At the opposite end of the spectrum is, well, the opposite error. Instead of making too much of race, we become “colorblind.” Proponents of this philosophy “don’t see color anymore.” Colorblindness takes Gal. 3:28 and similar texts to the illogical conclusion that race doesn’t matter at all just because Christ makes all races equal. Race itself and all its implications are ignored: its contributions to how one experiences life, cultural distinctives, benefits, detriments, all of it. This can lead to racism as well, but in a different way. If an over-emphasis of race can lead to violent racism, then a de-emphasis of race can lead to apathetic racism. Problems are ignored, stories marginalized, beauty and pain both unacknowledged just because they’re connected to race — and, after all, we’re equal, and “I don’t see race anymore.”
I may not be an Anglican, but I still believe we need a via media here. So what would a middle way, a healthy view of race, look like?
For starters, it requires us to admit that race exists, as do racial differences. We are all equal in Christ Jesus, yes, but our fallen world may never see us as truly one. We must work to end racism in any form. Racist institutions must be brought to account. People should recognize the diversity of ethnicities and celebrate it — and them. The media and the justice system must be taught to treat all races with equality and justice. Churches should integrate; truly, we are among the last bastions of accepted segregation. Whites should worship with Blacks, Blacks with Asians, Asians with Latinos, Latinos with Whites . . . you get the picture. This is what eschatological worship will be (Revelation 7:9-11). Shouldn’t we try to bring a bit of heaven to earth?
We should go a step further, too. Whether in church or elsewhere, persons of all races should be free to celebrate who they are, to say, “I am _____, and I ______.” Freedom of expression is beautiful. It can even be godly. So let’s celebrate the wonders of the human race together, taking the gifts offered to each of us by our races and using them in the service of each other and enriching each other’s lives.

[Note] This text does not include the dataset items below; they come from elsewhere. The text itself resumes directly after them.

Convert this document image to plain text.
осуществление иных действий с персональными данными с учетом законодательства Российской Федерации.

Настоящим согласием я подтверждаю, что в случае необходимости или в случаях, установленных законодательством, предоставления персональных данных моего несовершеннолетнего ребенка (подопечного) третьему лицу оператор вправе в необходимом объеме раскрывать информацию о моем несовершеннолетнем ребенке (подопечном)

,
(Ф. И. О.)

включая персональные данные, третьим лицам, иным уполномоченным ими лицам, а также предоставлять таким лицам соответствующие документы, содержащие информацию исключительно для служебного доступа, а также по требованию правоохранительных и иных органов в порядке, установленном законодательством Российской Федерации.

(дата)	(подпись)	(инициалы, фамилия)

To do these things, however, we must back up a step and reclaim a biblical concept so basic it appears in the very first chapter of the Book. Genesis 1:26-27 tells us we are made in the image of God. Each of us, regardless of the color of our skin, bears the image of the divine. We cannot believe others to be less-than or more-than because they don’t look like us — because we all look like God. (The image isn’t physical, but you know what I mean.) All races are comprised of persons who are relational, rational, moral, and commissioned to have dominion over the earth. And if that’s true, then perhaps race is another gift from God, a blessing to be celebrated and enjoyed.
We must learn to love each other. If we don’t, we cannot love God (1 John 4:20). We must end the hatred, the evils of racism. We must work for a world wherein race is seen as a gift, not a curse, a world which sees, yet looks beyond, skin tone and recognizes the image of God in the Other. We can stop racially-motivated violence, regardless of its origin. We can open our hearts to listen and love those who are different than us. Then we can begin healing the broken heart of a broken land.